Revista Veja, 17/07/2013

Depois da Constituinte e do plebiscito, Dilma quer resolver o problema da saúde obrigando estudantes de medicina a trabalhar dois anos para o governo – mais uma proposta autoritária produzida pelo “pensamento mágico” e destinada ao fracasso.

A sabedoria política imorredoura informa que “quem monta no lombo do tigre acaba dentro da barriga do bicho”. Colocado de outra forma: “O governante que acha que pode controlar os fatos acaba controlado por eles”. As duas lições acima se aplicam com perfeição ao atual momento de Dilma Rousseff e seu governo. Desde que os brasileiros saíram às centenas de milhares às ruas nas grandes cidades, a presidente e seus oráculos estão dando demonstração atrás de demonstração de que não entenderam o recado das ruas. Estão imaginando que podem montar o tigre. Iludem-se com a fantasia de que podem controlar os fatos. As pesquisas já apontavam uma queda significativa da popularidade da presidente quando eclodiram as primeiras manifestações de rua que deixaram o governo em estado de animação suspensa. Era preciso reagir, dar uma resposta firme, mostrar que havia comando — e, principalmente, um comando sintonizado com a opinião pública. O governo optou pelo ilusionismo. Primeiro, anunciou que convocaria uma Assembleia Constituinte para realizar uma reforma política. A ideia, de tão autoritária e inconstitucional, não resistiu 24 horas. A fracassada Constituinte transmutou-se em uma proposta de plebiscito, que, por ser igualmente autoritária e inconstitucional, também teve vida curta.

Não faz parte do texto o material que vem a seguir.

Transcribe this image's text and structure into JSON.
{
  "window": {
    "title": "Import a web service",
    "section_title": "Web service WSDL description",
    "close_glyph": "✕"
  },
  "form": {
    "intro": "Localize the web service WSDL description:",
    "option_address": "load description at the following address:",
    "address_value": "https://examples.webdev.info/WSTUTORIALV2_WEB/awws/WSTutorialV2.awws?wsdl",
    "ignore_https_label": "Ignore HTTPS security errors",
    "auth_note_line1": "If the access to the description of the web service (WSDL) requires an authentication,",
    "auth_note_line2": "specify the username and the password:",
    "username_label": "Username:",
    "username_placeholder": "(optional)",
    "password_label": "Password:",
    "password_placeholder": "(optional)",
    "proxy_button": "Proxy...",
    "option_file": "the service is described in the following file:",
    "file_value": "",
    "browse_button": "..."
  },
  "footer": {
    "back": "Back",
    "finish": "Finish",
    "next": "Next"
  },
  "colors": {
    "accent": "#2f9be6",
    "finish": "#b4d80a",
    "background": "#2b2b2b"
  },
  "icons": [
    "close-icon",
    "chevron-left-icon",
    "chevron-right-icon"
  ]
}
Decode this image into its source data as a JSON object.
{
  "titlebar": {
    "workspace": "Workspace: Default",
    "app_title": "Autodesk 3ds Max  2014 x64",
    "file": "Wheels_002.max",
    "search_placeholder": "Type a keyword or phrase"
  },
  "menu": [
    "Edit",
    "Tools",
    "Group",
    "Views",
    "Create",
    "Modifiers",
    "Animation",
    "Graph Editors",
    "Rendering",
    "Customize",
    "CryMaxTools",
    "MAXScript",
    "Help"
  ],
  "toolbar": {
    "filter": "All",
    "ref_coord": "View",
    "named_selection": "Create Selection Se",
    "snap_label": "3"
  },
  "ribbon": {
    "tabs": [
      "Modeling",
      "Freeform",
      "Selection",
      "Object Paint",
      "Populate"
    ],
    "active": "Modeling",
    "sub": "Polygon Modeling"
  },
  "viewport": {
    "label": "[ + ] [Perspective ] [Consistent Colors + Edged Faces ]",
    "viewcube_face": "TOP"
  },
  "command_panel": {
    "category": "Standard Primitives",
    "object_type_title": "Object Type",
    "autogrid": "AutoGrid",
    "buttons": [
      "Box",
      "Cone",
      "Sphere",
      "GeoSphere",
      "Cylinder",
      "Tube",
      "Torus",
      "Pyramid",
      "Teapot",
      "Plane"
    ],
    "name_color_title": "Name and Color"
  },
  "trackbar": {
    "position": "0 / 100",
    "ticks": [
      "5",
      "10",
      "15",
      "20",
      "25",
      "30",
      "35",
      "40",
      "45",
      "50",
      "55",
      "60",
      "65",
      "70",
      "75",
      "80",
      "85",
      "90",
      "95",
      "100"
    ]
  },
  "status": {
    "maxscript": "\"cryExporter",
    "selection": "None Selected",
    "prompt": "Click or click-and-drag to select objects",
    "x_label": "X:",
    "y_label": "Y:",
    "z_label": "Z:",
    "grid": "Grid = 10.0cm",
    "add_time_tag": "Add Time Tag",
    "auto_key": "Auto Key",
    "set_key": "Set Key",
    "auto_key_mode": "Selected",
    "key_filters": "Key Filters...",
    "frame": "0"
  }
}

Na semana passada, o Palácio do Planalto anunciou outra medida na mesma direção. Para atender às demandas dos manifestantes na área da saúde e suprir a falta de profissionais, o governo quer obrigar os futuros estudantes de medicina a trabalhar dois anos nos hospitais públicos. O aluno terá direito apenas a uma bolsa de estudos e, se não cumprir o chamado “período de treinamento”, não receberá o diploma de médico. Apresentada por meio de medida provisória, a decisão precisa ser aprovada pelo Congresso. Porém, tem tudo para ficar pelo meio do caminho. Por quê? Pela mesma razão das anteriores: é autoritária, inconstitucional, inaplicável. É a notória falsa solução simples para um problema complexo. Mas, como dizia Cesare Cantù, o grande historiador universal do século XIX, se a ideia for apenas jogar uma “frase feita à massa ignara e esperar que ela a rumine pelos tempos afora”, os oráculos do Planalto terão feito a sua parte. A do público é não se deixar enganar.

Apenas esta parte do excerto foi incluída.